Surprisingly enough, this works. It just takes absolutely forever. (6 solid days of query munching for Jan 1-Jun-10.)
In a given week, there will be approximately 240,000 unique customers. The 3.5 year window before it consists of approximately 47 million records. (The database ranks in at 56,233,924 total records.)
Now, I have each field indexed, naturally. I've run an EXPLAIN, and MySQL is using the index. (Explain output visible
here.)
Most of the time for a given week is being dedicated to Copying Tmp Table. The IO usage on this drive is skyrocketing, and it's relatively clear to me that it's writing this as a DISK table. (My tmp table max size is 32 MB.)
My questions:
1) Will increasing my temp table size help? Running this in memory would be ideal, but the machine only has 2 GB, a P4 2.8 GHz and an IDE drive, which is absolutely killing me.)
2) Where the hell is it writing the temp table to? MySQL System Variables shows blank for the tmp_dir option.
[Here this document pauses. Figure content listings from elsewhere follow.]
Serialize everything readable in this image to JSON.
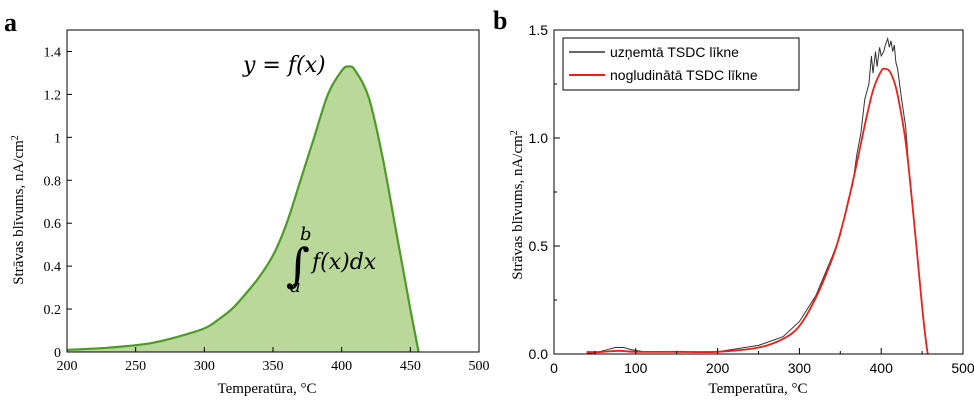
{
  "chart_data": [
    {
      "panel": "a",
      "type": "area",
      "xlabel": "Temperatūra, ",
      "xlabel_unit": "°C",
      "ylabel": "Strāvas blīvums, nA/cm",
      "ylabel_sup": "2",
      "xlim": [
        200,
        500
      ],
      "ylim": [
        0,
        1.5
      ],
      "xticks": [
        "200",
        "250",
        "300",
        "350",
        "400",
        "450",
        "500"
      ],
      "yticks": [
        "0",
        "0.2",
        "0.4",
        "0.6",
        "0.8",
        "1",
        "1.2",
        "1.4"
      ],
      "colors": {
        "line": "#4e9a28",
        "fill": "#b9d89a"
      },
      "annotations": {
        "function": "y = f(x)",
        "integral_upper": "b",
        "integral_lower": "a",
        "integral_body": "f(x)dx"
      },
      "series": [
        {
          "x": [
            200,
            230,
            260,
            280,
            300,
            310,
            320,
            330,
            340,
            350,
            360,
            370,
            380,
            390,
            400,
            405,
            410,
            420,
            430,
            440,
            450,
            456
          ],
          "y": [
            0.01,
            0.02,
            0.04,
            0.07,
            0.11,
            0.15,
            0.2,
            0.27,
            0.35,
            0.45,
            0.6,
            0.8,
            1.0,
            1.2,
            1.31,
            1.33,
            1.31,
            1.18,
            0.9,
            0.55,
            0.2,
            0.0
          ]
        }
      ]
    },
    {
      "panel": "b",
      "type": "line",
      "xlabel": "Temperatūra, ",
      "xlabel_unit": "°C",
      "ylabel": "Strāvas blīvums, nA/cm",
      "ylabel_sup": "2",
      "xlim": [
        0,
        500
      ],
      "ylim": [
        0,
        1.5
      ],
      "xticks": [
        "0",
        "100",
        "200",
        "300",
        "400",
        "500"
      ],
      "yticks": [
        "0.0",
        "0.5",
        "1.0",
        "1.5"
      ],
      "legend_position": "top-left",
      "series": [
        {
          "name": "uzņemtā TSDC līkne",
          "color": "#333333",
          "x": [
            40,
            55,
            65,
            75,
            80,
            85,
            95,
            110,
            150,
            200,
            250,
            280,
            300,
            320,
            340,
            350,
            360,
            365,
            370,
            375,
            380,
            385,
            388,
            390,
            393,
            395,
            398,
            400,
            403,
            405,
            408,
            410,
            412,
            414,
            416,
            418,
            420,
            425,
            430,
            435,
            440,
            445,
            450,
            453,
            455,
            457
          ],
          "y": [
            0.01,
            0.01,
            0.02,
            0.03,
            0.03,
            0.03,
            0.02,
            0.01,
            0.01,
            0.01,
            0.04,
            0.08,
            0.15,
            0.27,
            0.45,
            0.55,
            0.72,
            0.78,
            0.92,
            1.02,
            1.18,
            1.25,
            1.38,
            1.3,
            1.4,
            1.33,
            1.42,
            1.38,
            1.4,
            1.43,
            1.46,
            1.42,
            1.45,
            1.4,
            1.43,
            1.35,
            1.32,
            1.18,
            1.05,
            0.8,
            0.62,
            0.42,
            0.22,
            0.12,
            0.05,
            0.0
          ]
        },
        {
          "name": "nogludinātā TSDC līkne",
          "color": "#e8211a",
          "x": [
            40,
            60,
            80,
            100,
            150,
            200,
            250,
            280,
            300,
            320,
            340,
            350,
            360,
            370,
            380,
            390,
            400,
            405,
            410,
            415,
            420,
            430,
            440,
            450,
            455,
            457
          ],
          "y": [
            0.005,
            0.01,
            0.015,
            0.01,
            0.01,
            0.01,
            0.03,
            0.07,
            0.13,
            0.26,
            0.44,
            0.56,
            0.71,
            0.88,
            1.06,
            1.22,
            1.31,
            1.32,
            1.31,
            1.27,
            1.2,
            0.98,
            0.62,
            0.22,
            0.05,
            0.0
          ]
        }
      ]
    }
  ]
}
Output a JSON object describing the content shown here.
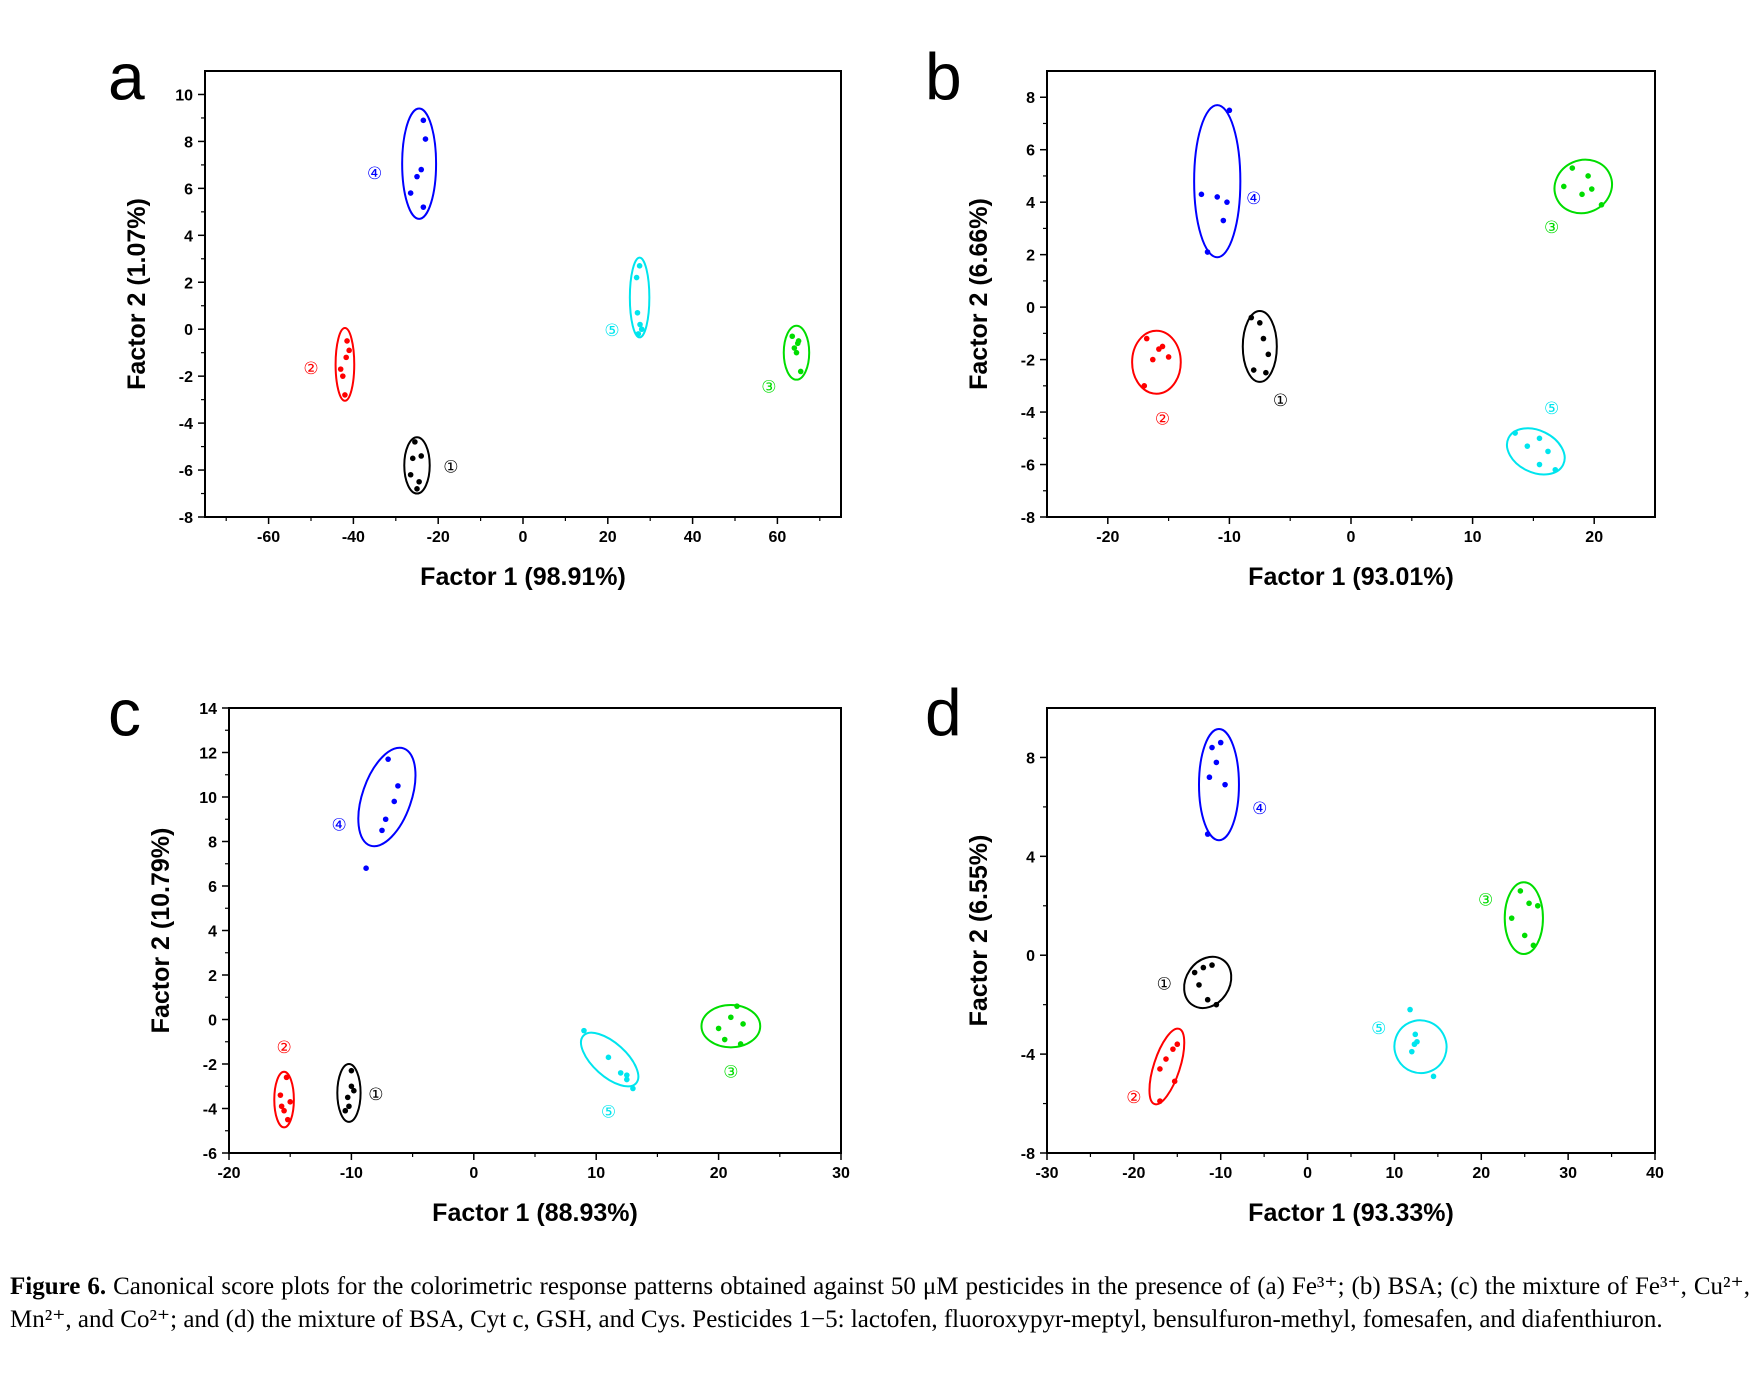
{
  "colors": {
    "1": "#000000",
    "2": "#ff0000",
    "3": "#00dd00",
    "4": "#0000ff",
    "5": "#00e5ee"
  },
  "chart_data": [
    {
      "type": "scatter",
      "panel": "a",
      "xlabel": "Factor 1 (98.91%)",
      "ylabel": "Factor 2 (1.07%)",
      "xlim": [
        -75,
        75
      ],
      "ylim": [
        -8,
        11
      ],
      "xticks": [
        -60,
        -40,
        -20,
        0,
        20,
        40,
        60
      ],
      "yticks": [
        -8,
        -6,
        -4,
        -2,
        0,
        2,
        4,
        6,
        8,
        10
      ],
      "groups": [
        {
          "id": "1",
          "label": "①",
          "points": [
            [
              -25.5,
              -4.8
            ],
            [
              -26,
              -5.5
            ],
            [
              -24,
              -5.4
            ],
            [
              -24.5,
              -6.5
            ],
            [
              -25,
              -6.8
            ],
            [
              -26.5,
              -6.2
            ]
          ],
          "ellipse": {
            "cx": -25,
            "cy": -5.8,
            "rx": 3.0,
            "ry": 1.2,
            "rot": 0
          },
          "label_at": [
            -17,
            -5.8
          ]
        },
        {
          "id": "2",
          "label": "②",
          "points": [
            [
              -41.5,
              -0.5
            ],
            [
              -41,
              -0.9
            ],
            [
              -43,
              -1.7
            ],
            [
              -42.5,
              -2.0
            ],
            [
              -42,
              -2.8
            ],
            [
              -41.7,
              -1.2
            ]
          ],
          "ellipse": {
            "cx": -42,
            "cy": -1.5,
            "rx": 2.2,
            "ry": 1.55,
            "rot": 0
          },
          "label_at": [
            -50,
            -1.6
          ]
        },
        {
          "id": "3",
          "label": "③",
          "points": [
            [
              63.5,
              -0.3
            ],
            [
              64,
              -0.8
            ],
            [
              64.5,
              -1.0
            ],
            [
              65,
              -0.5
            ],
            [
              65.5,
              -1.8
            ],
            [
              64.8,
              -0.6
            ]
          ],
          "ellipse": {
            "cx": 64.5,
            "cy": -1.0,
            "rx": 3.0,
            "ry": 1.15,
            "rot": 0
          },
          "label_at": [
            58,
            -2.4
          ]
        },
        {
          "id": "4",
          "label": "④",
          "points": [
            [
              -23.5,
              8.9
            ],
            [
              -23,
              8.1
            ],
            [
              -24,
              6.8
            ],
            [
              -25,
              6.5
            ],
            [
              -26.5,
              5.8
            ],
            [
              -23.5,
              5.2
            ]
          ],
          "ellipse": {
            "cx": -24.5,
            "cy": 7.05,
            "rx": 4.0,
            "ry": 2.35,
            "rot": 0
          },
          "label_at": [
            -35,
            6.7
          ]
        },
        {
          "id": "5",
          "label": "⑤",
          "points": [
            [
              27.5,
              2.7
            ],
            [
              26.8,
              2.2
            ],
            [
              27.0,
              0.7
            ],
            [
              27.6,
              0.2
            ],
            [
              28.0,
              0.0
            ],
            [
              27.2,
              -0.2
            ]
          ],
          "ellipse": {
            "cx": 27.5,
            "cy": 1.35,
            "rx": 2.3,
            "ry": 1.7,
            "rot": 0
          },
          "label_at": [
            21,
            0.0
          ]
        }
      ]
    },
    {
      "type": "scatter",
      "panel": "b",
      "xlabel": "Factor 1 (93.01%)",
      "ylabel": "Factor 2 (6.66%)",
      "xlim": [
        -25,
        25
      ],
      "ylim": [
        -8,
        9
      ],
      "xticks": [
        -20,
        -10,
        0,
        10,
        20
      ],
      "yticks": [
        -8,
        -6,
        -4,
        -2,
        0,
        2,
        4,
        6,
        8
      ],
      "groups": [
        {
          "id": "1",
          "label": "①",
          "points": [
            [
              -8.2,
              -0.4
            ],
            [
              -7.5,
              -0.6
            ],
            [
              -7.2,
              -1.2
            ],
            [
              -6.8,
              -1.8
            ],
            [
              -8.0,
              -2.4
            ],
            [
              -7.0,
              -2.5
            ]
          ],
          "ellipse": {
            "cx": -7.5,
            "cy": -1.5,
            "rx": 1.4,
            "ry": 1.35,
            "rot": 0
          },
          "label_at": [
            -5.8,
            -3.5
          ]
        },
        {
          "id": "2",
          "label": "②",
          "points": [
            [
              -16.8,
              -1.2
            ],
            [
              -15.5,
              -1.5
            ],
            [
              -15.0,
              -1.9
            ],
            [
              -16.3,
              -2.0
            ],
            [
              -17.0,
              -3.0
            ],
            [
              -15.8,
              -1.6
            ]
          ],
          "ellipse": {
            "cx": -16,
            "cy": -2.1,
            "rx": 2.0,
            "ry": 1.2,
            "rot": 0
          },
          "label_at": [
            -15.5,
            -4.2
          ]
        },
        {
          "id": "3",
          "label": "③",
          "points": [
            [
              17.5,
              4.6
            ],
            [
              18.2,
              5.3
            ],
            [
              19.0,
              4.3
            ],
            [
              19.8,
              4.5
            ],
            [
              20.6,
              3.9
            ],
            [
              19.5,
              5.0
            ]
          ],
          "ellipse": {
            "cx": 19.1,
            "cy": 4.6,
            "rx": 2.4,
            "ry": 1.0,
            "rot": -24
          },
          "label_at": [
            16.5,
            3.1
          ]
        },
        {
          "id": "4",
          "label": "④",
          "points": [
            [
              -10,
              7.5
            ],
            [
              -11,
              4.2
            ],
            [
              -12.3,
              4.3
            ],
            [
              -10.2,
              4.0
            ],
            [
              -10.5,
              3.3
            ],
            [
              -11.8,
              2.1
            ]
          ],
          "ellipse": {
            "cx": -11,
            "cy": 4.8,
            "rx": 1.9,
            "ry": 2.9,
            "rot": 0
          },
          "label_at": [
            -8.0,
            4.2
          ]
        },
        {
          "id": "5",
          "label": "⑤",
          "points": [
            [
              13.5,
              -4.8
            ],
            [
              14.5,
              -5.3
            ],
            [
              15.5,
              -5.0
            ],
            [
              16.2,
              -5.5
            ],
            [
              15.5,
              -6.0
            ],
            [
              16.8,
              -6.2
            ]
          ],
          "ellipse": {
            "cx": 15.2,
            "cy": -5.5,
            "rx": 2.5,
            "ry": 0.8,
            "rot": 26
          },
          "label_at": [
            16.5,
            -3.8
          ]
        }
      ]
    },
    {
      "type": "scatter",
      "panel": "c",
      "xlabel": "Factor 1 (88.93%)",
      "ylabel": "Factor 2 (10.79%)",
      "xlim": [
        -20,
        30
      ],
      "ylim": [
        -6,
        14
      ],
      "xticks": [
        -20,
        -10,
        0,
        10,
        20,
        30
      ],
      "yticks": [
        -6,
        -4,
        -2,
        0,
        2,
        4,
        6,
        8,
        10,
        12,
        14
      ],
      "groups": [
        {
          "id": "1",
          "label": "①",
          "points": [
            [
              -10.0,
              -2.3
            ],
            [
              -9.8,
              -3.2
            ],
            [
              -10.3,
              -3.5
            ],
            [
              -10.2,
              -3.9
            ],
            [
              -10.5,
              -4.1
            ],
            [
              -10.0,
              -3.0
            ]
          ],
          "ellipse": {
            "cx": -10.2,
            "cy": -3.3,
            "rx": 0.95,
            "ry": 1.3,
            "rot": 0
          },
          "label_at": [
            -8.0,
            -3.3
          ]
        },
        {
          "id": "2",
          "label": "②",
          "points": [
            [
              -15.3,
              -2.6
            ],
            [
              -15.8,
              -3.4
            ],
            [
              -15.0,
              -3.7
            ],
            [
              -15.5,
              -4.1
            ],
            [
              -15.2,
              -4.5
            ],
            [
              -15.7,
              -3.9
            ]
          ],
          "ellipse": {
            "cx": -15.5,
            "cy": -3.6,
            "rx": 0.8,
            "ry": 1.25,
            "rot": 0
          },
          "label_at": [
            -15.5,
            -1.2
          ]
        },
        {
          "id": "3",
          "label": "③",
          "points": [
            [
              21.5,
              0.6
            ],
            [
              21.0,
              0.1
            ],
            [
              20.0,
              -0.4
            ],
            [
              22.0,
              -0.2
            ],
            [
              21.8,
              -1.1
            ],
            [
              20.5,
              -0.9
            ]
          ],
          "ellipse": {
            "cx": 21,
            "cy": -0.3,
            "rx": 2.4,
            "ry": 0.95,
            "rot": 0
          },
          "label_at": [
            21,
            -2.3
          ]
        },
        {
          "id": "4",
          "label": "④",
          "points": [
            [
              -7.0,
              11.7
            ],
            [
              -6.2,
              10.5
            ],
            [
              -6.5,
              9.8
            ],
            [
              -7.2,
              9.0
            ],
            [
              -7.5,
              8.5
            ],
            [
              -8.8,
              6.8
            ]
          ],
          "ellipse": {
            "cx": -7.1,
            "cy": 10.0,
            "rx": 4.2,
            "ry": 1.1,
            "rot": -71
          },
          "label_at": [
            -11,
            8.8
          ]
        },
        {
          "id": "5",
          "label": "⑤",
          "points": [
            [
              9.0,
              -0.5
            ],
            [
              11.0,
              -1.7
            ],
            [
              12.0,
              -2.4
            ],
            [
              12.5,
              -2.7
            ],
            [
              13.0,
              -3.1
            ],
            [
              12.5,
              -2.5
            ]
          ],
          "ellipse": {
            "cx": 11.1,
            "cy": -1.8,
            "rx": 2.9,
            "ry": 0.75,
            "rot": 42
          },
          "label_at": [
            11,
            -4.1
          ]
        }
      ]
    },
    {
      "type": "scatter",
      "panel": "d",
      "xlabel": "Factor 1 (93.33%)",
      "ylabel": "Factor 2 (6.55%)",
      "xlim": [
        -30,
        40
      ],
      "ylim": [
        -8,
        10
      ],
      "xticks": [
        -30,
        -20,
        -10,
        0,
        10,
        20,
        30,
        40
      ],
      "yticks": [
        -8,
        -4,
        0,
        4,
        8
      ],
      "groups": [
        {
          "id": "1",
          "label": "①",
          "points": [
            [
              -13.0,
              -0.7
            ],
            [
              -12.0,
              -0.5
            ],
            [
              -11.0,
              -0.4
            ],
            [
              -12.5,
              -1.2
            ],
            [
              -11.5,
              -1.8
            ],
            [
              -10.5,
              -2.0
            ]
          ],
          "ellipse": {
            "cx": -11.5,
            "cy": -1.1,
            "rx": 2.5,
            "ry": 1.1,
            "rot": 34
          },
          "label_at": [
            -16.5,
            -1.1
          ]
        },
        {
          "id": "2",
          "label": "②",
          "points": [
            [
              -15.0,
              -3.6
            ],
            [
              -15.5,
              -3.8
            ],
            [
              -16.3,
              -4.2
            ],
            [
              -17.0,
              -4.6
            ],
            [
              -15.3,
              -5.1
            ],
            [
              -17.0,
              -5.9
            ]
          ],
          "ellipse": {
            "cx": -16.2,
            "cy": -4.5,
            "rx": 1.5,
            "ry": 1.6,
            "rot": 18
          },
          "label_at": [
            -20,
            -5.7
          ]
        },
        {
          "id": "3",
          "label": "③",
          "points": [
            [
              24.5,
              2.6
            ],
            [
              25.5,
              2.1
            ],
            [
              26.5,
              2.0
            ],
            [
              23.5,
              1.5
            ],
            [
              25.0,
              0.8
            ],
            [
              26.0,
              0.4
            ]
          ],
          "ellipse": {
            "cx": 24.9,
            "cy": 1.5,
            "rx": 2.2,
            "ry": 1.45,
            "rot": 0
          },
          "label_at": [
            20.5,
            2.3
          ]
        },
        {
          "id": "4",
          "label": "④",
          "points": [
            [
              -11.0,
              8.4
            ],
            [
              -10.0,
              8.6
            ],
            [
              -10.5,
              7.8
            ],
            [
              -11.3,
              7.2
            ],
            [
              -9.5,
              6.9
            ],
            [
              -11.5,
              4.9
            ]
          ],
          "ellipse": {
            "cx": -10.2,
            "cy": 6.9,
            "rx": 2.3,
            "ry": 2.25,
            "rot": 0
          },
          "label_at": [
            -5.5,
            6.0
          ]
        },
        {
          "id": "5",
          "label": "⑤",
          "points": [
            [
              11.8,
              -2.2
            ],
            [
              12.4,
              -3.2
            ],
            [
              12.3,
              -3.6
            ],
            [
              12.0,
              -3.9
            ],
            [
              12.6,
              -3.5
            ],
            [
              14.5,
              -4.9
            ]
          ],
          "ellipse": {
            "cx": 13.0,
            "cy": -3.7,
            "rx": 3.05,
            "ry": 1.05,
            "rot": 65
          },
          "label_at": [
            8.2,
            -2.9
          ]
        }
      ]
    }
  ],
  "caption": {
    "label": "Figure 6.",
    "text": "Canonical score plots for the colorimetric response patterns obtained against 50 μM pesticides in the presence of (a) Fe³⁺; (b) BSA; (c) the mixture of Fe³⁺, Cu²⁺, Mn²⁺, and Co²⁺; and (d) the mixture of BSA, Cyt c, GSH, and Cys. Pesticides 1−5: lactofen, fluoroxypyr-meptyl, bensulfuron-methyl, fomesafen, and diafenthiuron."
  }
}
I can't find it in /var/lib/mysql/mysql, but I don't even know what I'm looking for. I'd like to see how large the temp tables are becoming so that I can see if using them in memory is feasible.
3) Is there any way to restructure this query such that it won't tear my disk up? It's thrashing like crazy because it's having to copy entire possible record sets to this damn disk-based temp table. It's an IDE, which is a major no-no for non-sequential massive RW like this, but it's what I'm stuck with for now, which leads me into...
4) This database consists of 1.8 GB data, 3.3 GB index. It's a MyISAM table running on MySQL 4.1.15.
Is it time to consider a new database platform? Will that see me any performance gains when dealing with this much raw data?
5) We're looking to move this to a new machine.
Will loading up with 8 GB of RAM allow us to run the entire thing in memory efficiently? Will smart indexing and query writing allow me to run it in memory with 2 GB?
Is there a faster way to do this, or is the harsh reality of 56 million records simply that things will take much longer?
I know there's a lot to mull over. Your help and advice as crazy-talented DBA-folk is much, much appreciated by me. Thanks!
But that's useless. MySQL can only use one index at a time, and you're searching on two columns. Try adding multicolumn indexes like this INDEX(date, customer) and INDEX(customer,date). I'm not sure which will help most.
I'd also suggest creating a temporary table containing the customer ids (ie INSERT INTO temp SELECT customer ... WHERE week=blah GROUP BY customer) for the week you're searching and join that against the main table.
posted by cillit bang at 6:28 AM on July 19, 2006